She moved to the hotel two months ago and is still trying to remember the names of each of her 120-strong team: The hotel, which is leased, shares some back-of-house functions with Hilton Munich Park, and it also outsources. Everyone is on first-name terms, says Dagmar, with a firm smile. She has relocated 13 times in her career, working variously in Northern Ireland, Scotland, England, France, Austria, Singapore and Japan.

Dagmar Mühle in the lobby of Hilton Munich City
Dagmar Mühle in the lobby of Hilton Munich City

She has been at Hilton for nearly all her working life, with the exception of three “very happy years” with InterContinental. “Then Rudi Jagersbacher – a Hilton legend – telephoned and said I was needed to open Hilton Belfast. It was my first GM position. I arrived and knew no one, but Hilton has a good structure to provide help,” she explained.

“Hilton has been very good to me. Whenever I move, they handle all paperwork, and transport all my things. Typically, before leaving a hotel, I move into it, at least for a few days, to allow my furniture to go ahead. Then, at the next location, I stay in that hotel – which I will already have visited — until everything arrives. (At Waldorf Astoria Edinburgh — The Caledonian, in Scotland, I lived in for six weeks as I was buying an apartment, which I have since sold). For those who have families, Hilton helps not only with relocation but with education.”

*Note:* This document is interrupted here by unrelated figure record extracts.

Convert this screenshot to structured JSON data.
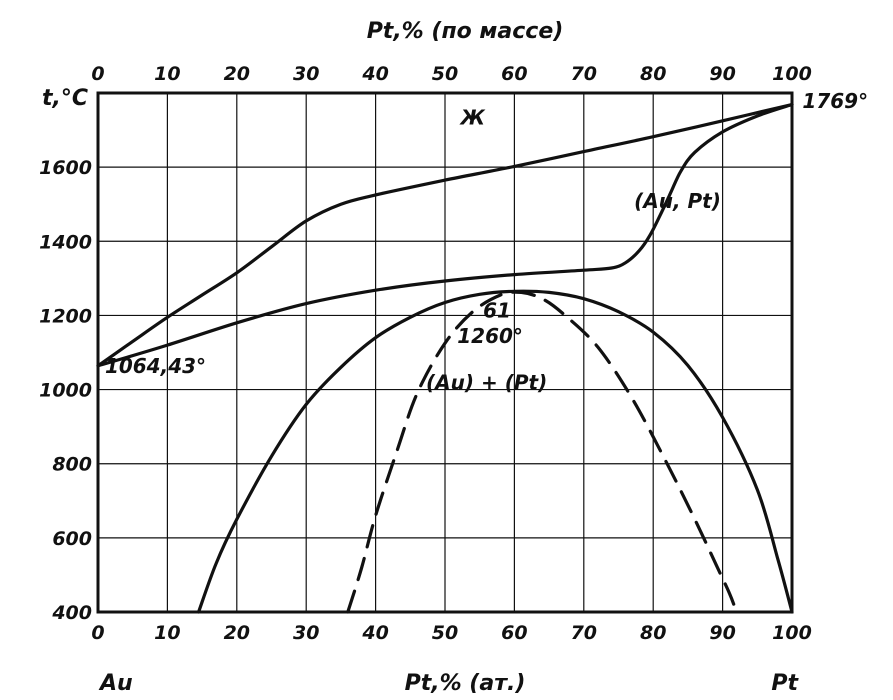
{
  "chart_data": {
    "type": "line",
    "top_axis": {
      "title": "Pt,% (по массе)",
      "ticks": [
        0,
        10,
        20,
        30,
        40,
        50,
        60,
        70,
        80,
        90,
        100
      ]
    },
    "bottom_axis": {
      "title": "Pt,% (ат.)",
      "ticks": [
        0,
        10,
        20,
        30,
        40,
        50,
        60,
        70,
        80,
        90,
        100
      ],
      "left_label": "Au",
      "right_label": "Pt"
    },
    "y_axis": {
      "title": "t,°C",
      "ticks": [
        400,
        600,
        800,
        1000,
        1200,
        1400,
        1600
      ]
    },
    "xlim": [
      0,
      100
    ],
    "ylim": [
      400,
      1800
    ],
    "grid": true,
    "series": [
      {
        "id": "liquidus",
        "style": "solid",
        "points": [
          [
            0,
            1064
          ],
          [
            5,
            1130
          ],
          [
            10,
            1195
          ],
          [
            15,
            1255
          ],
          [
            20,
            1315
          ],
          [
            25,
            1385
          ],
          [
            30,
            1455
          ],
          [
            35,
            1500
          ],
          [
            40,
            1525
          ],
          [
            50,
            1565
          ],
          [
            60,
            1602
          ],
          [
            70,
            1642
          ],
          [
            80,
            1682
          ],
          [
            90,
            1725
          ],
          [
            100,
            1769
          ]
        ]
      },
      {
        "id": "solidus",
        "style": "solid",
        "points": [
          [
            0,
            1064
          ],
          [
            10,
            1120
          ],
          [
            20,
            1180
          ],
          [
            30,
            1232
          ],
          [
            40,
            1268
          ],
          [
            50,
            1293
          ],
          [
            60,
            1310
          ],
          [
            70,
            1322
          ],
          [
            74,
            1328
          ],
          [
            76,
            1342
          ],
          [
            78,
            1375
          ],
          [
            79.5,
            1415
          ],
          [
            81,
            1470
          ],
          [
            82.5,
            1530
          ],
          [
            84,
            1590
          ],
          [
            86,
            1640
          ],
          [
            90,
            1695
          ],
          [
            95,
            1738
          ],
          [
            100,
            1769
          ]
        ]
      },
      {
        "id": "solvus-chemical",
        "style": "solid",
        "points": [
          [
            14.5,
            400
          ],
          [
            17,
            530
          ],
          [
            20,
            650
          ],
          [
            25,
            820
          ],
          [
            30,
            960
          ],
          [
            35,
            1060
          ],
          [
            40,
            1140
          ],
          [
            45,
            1195
          ],
          [
            50,
            1235
          ],
          [
            55,
            1257
          ],
          [
            60,
            1265
          ],
          [
            65,
            1262
          ],
          [
            70,
            1245
          ],
          [
            75,
            1210
          ],
          [
            80,
            1155
          ],
          [
            85,
            1065
          ],
          [
            90,
            925
          ],
          [
            95,
            730
          ],
          [
            98,
            540
          ],
          [
            100,
            400
          ]
        ]
      },
      {
        "id": "solvus-coherent",
        "style": "dashed",
        "points": [
          [
            36,
            400
          ],
          [
            38,
            520
          ],
          [
            40,
            660
          ],
          [
            43,
            830
          ],
          [
            46,
            990
          ],
          [
            50,
            1125
          ],
          [
            54,
            1210
          ],
          [
            58,
            1255
          ],
          [
            61,
            1262
          ],
          [
            64,
            1245
          ],
          [
            67,
            1205
          ],
          [
            72,
            1115
          ],
          [
            77,
            975
          ],
          [
            82,
            800
          ],
          [
            86,
            650
          ],
          [
            89,
            530
          ],
          [
            91,
            450
          ],
          [
            92,
            400
          ]
        ]
      }
    ],
    "annotations": [
      {
        "id": "liquid",
        "text": "Ж",
        "x": 54,
        "y": 1715
      },
      {
        "id": "au-pt",
        "text": "(Au, Pt)",
        "x": 83.5,
        "y": 1490
      },
      {
        "id": "au-plus-pt",
        "text": "(Au) + (Pt)",
        "x": 56,
        "y": 1000
      },
      {
        "id": "crit-composition",
        "text": "61",
        "x": 57.5,
        "y": 1195
      },
      {
        "id": "crit-temperature",
        "text": "1260°",
        "x": 56.5,
        "y": 1125
      },
      {
        "id": "au-melting",
        "text": "1064,43°",
        "x": 1,
        "y": 1045
      },
      {
        "id": "pt-melting",
        "text": "1769°",
        "x": 101.5,
        "y": 1760
      }
    ]
  }
}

Mühle believes that it may be easier for those with families to settle into a new place quickly, perhaps by making friends via kids’ school companions. As a woman alone, one of her tried and tested strategies is to get to know other hoteliers in a location. She also invites ambassadors and other emissaries to her hotel.

Does it help being a woman? “Possibly,” she admitted. A recent week-long female leadership course at the University of Virginia’s Darden School of Business confirmed her belief that women’s modesty and ability to reflect helps in a global lifestyle.

“How did I get into all this? As is often the norm in Germany I did an apprenticeship, thinking I might be a receptionist — I always loved people. Then I realized the opportunities the industry offered,” she recalled.

For Mühle, the disadvantages of never putting down roots are vastly overcome by having friends, real friends, in so many places. She feels it is essential for any GM to stay at least three years, and in her case she might now well stay longer at Hilton Munich City. How can her peripatetic experience inspire others, globally?

Keith Kefgren, New York City-based managing director and chairman of Aethos Consulting Group, cautions that once people have spent five years or more outside the USA, for instance, it gets tough to return at equal or promoted positions, and once someone has a taste of expat pay it is tough to match (“plus most employers in the USA would be concerned about the ability to assimilate back, deal with an employee base that is very different and, most of all, cope with trends in revenue management, unionization and talent acquisition,” he said).

This does not bother Mühle, who admits that all this moving around has just made her want to travel more, in her own time. “I am going back to Japan for a vacation soon and my bucket-list still includes the Galapagos and Nepal,” she laughed.